As you know if you have read my columns and blog posts, I love cruising. The kind where you are on a river or the ocean. Today in both the United States and around the world the LGBTQ community is facing difficult times. Attacks are coming fast and furious. There are few places where members of our community can feel totally safe these days. 

One of those places is on a cruise ship that values the community. That is what I have found whenever I travel on a Celebrity ship. Today, they are going even further in letting the world know about their respect for the community. They happily advertise Pride at Sea. Of course, they are doing it to attract LGBTQ passengers and their dollars, but that’s great in this day and age, when a company is willing to step up proudly, wants our business, and will do everything they can to make us feel both wanted and safe. That is what Celebrity Cruise Lines is doing. 

I want Pride to be celebrated not just in June, but every month. But I am excited about the June celebrations whether hosted in D.C. by Capital Pride, or on the high seas. While many of us will be at the D.C. Wharf, on June 10 to help the Washington Blade celebrate Pride on the Pier with spectacular fireworks, those who miss that and are on a Celebrity ship will be part of a Pride celebration as well. Their ships will all celebrate the month in various ways including flying a LGBTQ Pride flag. 

Celebrity has invited my friend, entertainer extraordinaire, Andrew Derbyshire, to lead the celebration on the Edge on June 13, in Ibiza. He recently quoted Celebrity, “In honor of Pride month and our continuing commitment toward fostering positive and authentic partnerships within the LGBTQIA+ community, Celebrity Cruises is raising the Pride flag to celebrate acceptance, unity, and support for the community. Each June, Celebrity Cruises hosts our annual Pride Party at Sea. Every ship takes part in the celebration that brings our crew and guests together to honor and celebrate Pride.” Andrew added, “I am happy to announce I will be flying to Ibiza on the 13th of June for a few nights, to host Pride on the Celebrity Edge, with my friend and captain, Captain Tasos, and the amazing team on board.” Andrew, like many of the entertainers I have seen and met on Celebrity ships, is encouraged to be who he is, ‘out’ and proud. 

The Edge will kick off Celebrity’s fifth annual Pride Party at Sea during its June 10, 2023, sailing. “The party will take place in tandem across the award-winning Celebrity fleet, with each ship ‘handing off the party baton’ to the next, to keep the festivities running across hemispheres and time zones. A variety of multi-generational LGBTQ+ focused programming will take place throughout the month of June. Together, officers, staff and crew around the world will participate in Celebrity’s signature Pride programming.”

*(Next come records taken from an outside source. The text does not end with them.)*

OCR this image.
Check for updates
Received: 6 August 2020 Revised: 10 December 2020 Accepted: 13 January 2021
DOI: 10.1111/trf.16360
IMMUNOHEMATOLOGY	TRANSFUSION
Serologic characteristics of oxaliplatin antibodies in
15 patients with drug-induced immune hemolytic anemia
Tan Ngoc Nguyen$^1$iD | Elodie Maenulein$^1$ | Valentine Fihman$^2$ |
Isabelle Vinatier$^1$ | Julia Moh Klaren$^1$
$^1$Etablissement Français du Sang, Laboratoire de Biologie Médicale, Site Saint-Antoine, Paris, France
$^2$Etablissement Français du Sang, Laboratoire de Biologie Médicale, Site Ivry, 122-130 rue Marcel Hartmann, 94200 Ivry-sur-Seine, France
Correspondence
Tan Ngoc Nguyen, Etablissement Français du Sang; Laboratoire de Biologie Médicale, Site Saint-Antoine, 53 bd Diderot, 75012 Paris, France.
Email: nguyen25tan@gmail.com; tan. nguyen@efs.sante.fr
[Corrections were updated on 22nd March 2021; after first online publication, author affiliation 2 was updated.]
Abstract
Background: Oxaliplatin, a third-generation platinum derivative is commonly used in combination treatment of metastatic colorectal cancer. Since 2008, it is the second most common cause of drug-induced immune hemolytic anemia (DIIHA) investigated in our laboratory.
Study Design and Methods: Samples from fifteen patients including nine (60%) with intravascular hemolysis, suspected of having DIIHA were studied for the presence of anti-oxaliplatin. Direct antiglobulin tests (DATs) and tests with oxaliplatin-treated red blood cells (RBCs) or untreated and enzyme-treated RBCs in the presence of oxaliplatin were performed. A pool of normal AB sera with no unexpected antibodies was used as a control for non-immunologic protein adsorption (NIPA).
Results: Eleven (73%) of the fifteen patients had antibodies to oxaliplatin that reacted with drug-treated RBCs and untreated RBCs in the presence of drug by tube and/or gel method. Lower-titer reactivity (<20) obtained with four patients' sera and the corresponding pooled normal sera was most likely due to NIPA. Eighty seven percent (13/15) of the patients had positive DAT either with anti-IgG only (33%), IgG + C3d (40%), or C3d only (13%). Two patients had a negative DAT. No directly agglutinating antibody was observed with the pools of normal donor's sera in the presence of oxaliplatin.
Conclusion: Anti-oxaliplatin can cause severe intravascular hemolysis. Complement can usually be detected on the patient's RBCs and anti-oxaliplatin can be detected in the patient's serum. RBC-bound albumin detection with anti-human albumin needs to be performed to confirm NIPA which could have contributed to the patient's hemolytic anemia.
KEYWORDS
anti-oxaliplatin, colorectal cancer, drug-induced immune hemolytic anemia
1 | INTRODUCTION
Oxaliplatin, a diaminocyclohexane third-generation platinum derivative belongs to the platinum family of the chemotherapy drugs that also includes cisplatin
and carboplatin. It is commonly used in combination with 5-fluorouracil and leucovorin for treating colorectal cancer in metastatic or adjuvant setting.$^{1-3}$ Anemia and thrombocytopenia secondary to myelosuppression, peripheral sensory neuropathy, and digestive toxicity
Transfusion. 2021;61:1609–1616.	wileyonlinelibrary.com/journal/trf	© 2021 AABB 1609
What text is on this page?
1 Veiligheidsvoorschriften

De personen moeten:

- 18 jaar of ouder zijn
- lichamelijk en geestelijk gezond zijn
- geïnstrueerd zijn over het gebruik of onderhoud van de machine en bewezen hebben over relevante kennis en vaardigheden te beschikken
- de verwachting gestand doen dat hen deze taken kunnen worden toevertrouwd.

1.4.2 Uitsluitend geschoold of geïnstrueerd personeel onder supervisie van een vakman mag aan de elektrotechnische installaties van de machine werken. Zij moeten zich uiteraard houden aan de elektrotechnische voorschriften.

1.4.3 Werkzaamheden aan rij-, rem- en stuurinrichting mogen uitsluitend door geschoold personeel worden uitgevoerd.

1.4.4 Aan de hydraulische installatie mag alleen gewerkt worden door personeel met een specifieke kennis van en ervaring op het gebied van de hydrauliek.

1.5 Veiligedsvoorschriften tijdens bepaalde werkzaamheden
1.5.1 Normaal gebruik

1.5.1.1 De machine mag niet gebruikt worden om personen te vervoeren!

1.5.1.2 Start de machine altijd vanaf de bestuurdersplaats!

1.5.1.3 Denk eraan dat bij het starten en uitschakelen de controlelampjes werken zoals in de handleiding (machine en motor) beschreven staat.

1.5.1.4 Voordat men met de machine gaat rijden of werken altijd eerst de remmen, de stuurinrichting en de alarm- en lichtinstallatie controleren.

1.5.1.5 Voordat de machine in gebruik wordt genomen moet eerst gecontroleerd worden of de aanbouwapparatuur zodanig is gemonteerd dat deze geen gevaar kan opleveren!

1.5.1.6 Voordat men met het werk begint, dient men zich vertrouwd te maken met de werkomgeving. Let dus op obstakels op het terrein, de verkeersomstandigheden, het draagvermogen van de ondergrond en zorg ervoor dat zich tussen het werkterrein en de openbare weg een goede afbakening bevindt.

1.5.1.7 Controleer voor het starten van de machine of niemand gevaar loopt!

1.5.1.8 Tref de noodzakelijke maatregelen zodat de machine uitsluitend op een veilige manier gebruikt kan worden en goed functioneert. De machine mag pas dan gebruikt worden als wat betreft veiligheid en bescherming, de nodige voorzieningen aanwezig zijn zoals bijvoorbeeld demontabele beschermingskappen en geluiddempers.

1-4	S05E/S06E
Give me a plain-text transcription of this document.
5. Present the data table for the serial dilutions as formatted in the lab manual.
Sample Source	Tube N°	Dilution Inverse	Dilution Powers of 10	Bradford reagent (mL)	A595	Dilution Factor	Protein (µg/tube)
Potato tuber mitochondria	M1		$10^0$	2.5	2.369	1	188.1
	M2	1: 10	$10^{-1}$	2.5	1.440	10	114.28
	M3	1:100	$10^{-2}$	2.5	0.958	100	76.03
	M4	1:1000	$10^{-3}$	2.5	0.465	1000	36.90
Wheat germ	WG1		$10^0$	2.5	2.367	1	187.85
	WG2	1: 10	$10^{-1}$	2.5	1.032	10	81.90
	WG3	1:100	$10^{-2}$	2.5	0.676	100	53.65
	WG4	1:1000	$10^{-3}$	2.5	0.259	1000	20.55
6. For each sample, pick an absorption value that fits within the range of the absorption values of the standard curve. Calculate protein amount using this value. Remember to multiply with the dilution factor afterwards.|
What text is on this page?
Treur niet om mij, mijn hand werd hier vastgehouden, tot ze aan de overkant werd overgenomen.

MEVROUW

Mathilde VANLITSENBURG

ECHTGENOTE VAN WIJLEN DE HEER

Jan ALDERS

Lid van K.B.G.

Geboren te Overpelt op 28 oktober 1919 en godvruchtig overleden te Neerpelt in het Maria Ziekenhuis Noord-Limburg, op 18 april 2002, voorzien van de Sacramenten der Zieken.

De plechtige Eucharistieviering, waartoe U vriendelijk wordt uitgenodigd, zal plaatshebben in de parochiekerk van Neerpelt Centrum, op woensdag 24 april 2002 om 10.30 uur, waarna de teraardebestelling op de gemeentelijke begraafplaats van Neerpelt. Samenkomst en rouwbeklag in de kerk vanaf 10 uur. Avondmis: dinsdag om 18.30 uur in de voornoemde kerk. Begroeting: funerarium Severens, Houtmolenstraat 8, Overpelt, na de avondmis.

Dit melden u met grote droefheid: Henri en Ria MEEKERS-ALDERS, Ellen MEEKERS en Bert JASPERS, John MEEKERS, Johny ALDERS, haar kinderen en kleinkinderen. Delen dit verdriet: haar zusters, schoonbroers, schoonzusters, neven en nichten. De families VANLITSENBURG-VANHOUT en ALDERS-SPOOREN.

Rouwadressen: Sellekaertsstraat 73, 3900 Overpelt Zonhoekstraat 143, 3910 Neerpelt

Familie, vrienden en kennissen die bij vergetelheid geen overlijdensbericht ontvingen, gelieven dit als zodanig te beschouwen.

You should know one of the things straight couples could always do on a Celebrity cruise is have the captain marry them. Now, since same-sex marriage became legal in Malta, where most Celebrity ships are registered, their captains can legally marry same-sex couples. After this happened the first legal same-sex marriage at sea, on a major cruise line, occurred on board Celebrity Equinox in January 2018 when the captain married Francisco Vargas and Benjamin Gray.  

Celebrity is a Florida-based company, and along with Disney, they are standing up for the LGBTQ community. They have been a Presenting Sponsor of Miami Beach Gay Pride for four years in a row. They continue to advertise their collaborations with gay cruise companies like VACAYA, which has charted the Celebrity Apex for a cruise of the Caribbean in 2024. The ship will be sailing with a lot of happy LGBTQ cruisers on Feb 17-24, 2024 for seven nights from Fort Lauderdale to Puerto Rico, St. Croix, and Antigua. For anyone who hasn’t been on the Apex, it is an amazing ship. While not during an official Pride month I will show my Pride along with many other LGBTQ travelers on Celebrity Beyond this October out of Rome, and on Celebrity Ascent in October 2024 out of Barcelona. The Ascent hasn’t even set sail yet. 

Let’s hope other companies will follow Celebrity’s lead and value the LGBTQ community. We are entitled to live our lives safely and to the fullest, as who we were born to be. 

Peter Rosenstein is a longtime LGBTQ rights and Democratic Party activist. He writes regularly for the Blade.